Nous sommes à cinq ans de l’objectif 2030 de mettre fin à l’épidémie de VIH. Comment conjuguer cet objectif et la réalité de la lutte contre le VIH sur le terrain?

Christophe Martet : Vers Paris sans sida a été fondée en 2016 pour appliquer la Déclaration de Paris  de 2014 d’aller en 2030 à la fin de la transmission du VIH, de la mortalité sida et des discriminations, en particulier envers les personnes vivant avec le VIH.

Elodie Aïna : 2030, c’est notre ADN. Vers Paris sans sida est née de ça. Que ce soit 95-95-95, zéro nouvelle infection, zéro discrimination, peu importe, l’idée c’est d’arriver à la fin de l’épidémie. Que ce soit 2030, 2035 ou 2028, ce n’est pas vraiment ça qui est important. Et même, une fois qu’on aura atteint cet objectif, il restera d’autres choses à faire : les personnes vivant avec le VIH sont une population vieillissante, il faut accompagner ce nouveau visage de l’épidémie. Mais 2030, c’est un leitmotiv qui nous dit : allez, il nous reste cinq ans. 

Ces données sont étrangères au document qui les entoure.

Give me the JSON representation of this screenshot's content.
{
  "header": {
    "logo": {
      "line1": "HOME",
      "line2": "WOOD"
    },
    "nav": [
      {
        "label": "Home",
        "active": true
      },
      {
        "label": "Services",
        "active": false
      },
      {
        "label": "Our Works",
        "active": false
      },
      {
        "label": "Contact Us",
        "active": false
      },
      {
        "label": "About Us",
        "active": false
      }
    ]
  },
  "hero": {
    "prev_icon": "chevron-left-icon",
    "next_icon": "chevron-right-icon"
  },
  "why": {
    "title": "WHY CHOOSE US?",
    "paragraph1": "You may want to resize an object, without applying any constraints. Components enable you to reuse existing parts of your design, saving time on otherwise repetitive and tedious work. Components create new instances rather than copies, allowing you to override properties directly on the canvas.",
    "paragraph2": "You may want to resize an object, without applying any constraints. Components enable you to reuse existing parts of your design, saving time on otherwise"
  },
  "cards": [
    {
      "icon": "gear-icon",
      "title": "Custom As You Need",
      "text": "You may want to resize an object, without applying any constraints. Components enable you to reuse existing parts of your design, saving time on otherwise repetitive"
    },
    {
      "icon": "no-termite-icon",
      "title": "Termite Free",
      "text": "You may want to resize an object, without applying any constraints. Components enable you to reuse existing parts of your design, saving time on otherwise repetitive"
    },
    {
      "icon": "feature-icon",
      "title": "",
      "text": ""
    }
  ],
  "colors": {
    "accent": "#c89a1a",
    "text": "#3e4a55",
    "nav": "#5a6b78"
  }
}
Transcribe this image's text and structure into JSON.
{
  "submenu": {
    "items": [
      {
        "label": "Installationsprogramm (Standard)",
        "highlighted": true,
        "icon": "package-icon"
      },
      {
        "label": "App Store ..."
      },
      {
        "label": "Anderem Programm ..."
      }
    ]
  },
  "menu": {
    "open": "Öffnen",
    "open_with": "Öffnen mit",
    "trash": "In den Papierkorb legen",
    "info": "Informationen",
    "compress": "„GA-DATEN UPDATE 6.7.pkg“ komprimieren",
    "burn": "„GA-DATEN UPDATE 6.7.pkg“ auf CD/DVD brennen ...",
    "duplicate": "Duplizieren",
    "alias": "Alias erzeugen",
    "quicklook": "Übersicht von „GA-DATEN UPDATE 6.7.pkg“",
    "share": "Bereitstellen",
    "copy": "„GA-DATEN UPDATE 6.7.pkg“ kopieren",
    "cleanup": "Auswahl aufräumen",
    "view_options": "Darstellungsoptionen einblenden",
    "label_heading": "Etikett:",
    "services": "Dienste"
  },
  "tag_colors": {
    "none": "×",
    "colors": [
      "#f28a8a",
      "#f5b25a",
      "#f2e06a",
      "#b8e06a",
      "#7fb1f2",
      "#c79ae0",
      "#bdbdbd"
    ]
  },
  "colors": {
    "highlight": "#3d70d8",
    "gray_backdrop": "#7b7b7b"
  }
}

Christophe Martet : Évidemment, même si on arrive au 95-95-95, la question ne sera pas réglée, mais je pense qu’il faut se placer dans une dynamique positive. On a tellement vécu dans une période où on n’avait pas de solution, où tout était noir… Bien sûr, les associations sont complètement dans leur rôle en alertant, en critiquant, dans le militantisme et l’activisme. On a besoin de dénoncer, de contester, de réclamer, c’est légitime. Mais parfois, par exemple, il a des chiffres qui portent l’espoir : par exemple, les personnes qui arrivent en France sont dépistées en moyenne au bout de quatre mois. C’est un délai extrêmement court. Ce sont des données comme ça qu’on a voulu présenter dans « Battant·es ». On a voulu montrer – et je pense que c’est important – que c’est un objectif atteignable qu’on a presque atteint et qu’il faut continuer à maintenir. C’est quelque chose de concret, de positif. C’est ce que dégage Vers Paris sans sida en général. À chaque fois, on essaie d’avoir quelque chose qui informe, sur un mode positif, parce qu’on parle aussi des expériences des gens, du vécu. Quand j’interviens et que je dis aux gens « Le test, je l’ai fait il y a 40 ans et je suis devant vous, je vous parle », tout de suite, les gens comprennent que le VIH n’était pas une sentence de mort. Il faut parler comme ça aux gens, il faut leur dire qu’aujourd’hui, on a tous les outils, on maîtrise les choses. Ce n’est pas banaliser. Bien sûr, il y a des choses qui restent très compliquées avec le VIH, mais parfois le diabète c’est plus compliqué que le VIH. Quand tu dis à quelqu’un qu’il ou elle est infecté.e, ce n’est pas la meilleure nouvelle de la journée, mais ce n’est pas forcément la plus mauvaise. Maintenant, on sait ce qu’on va pouvoir faire.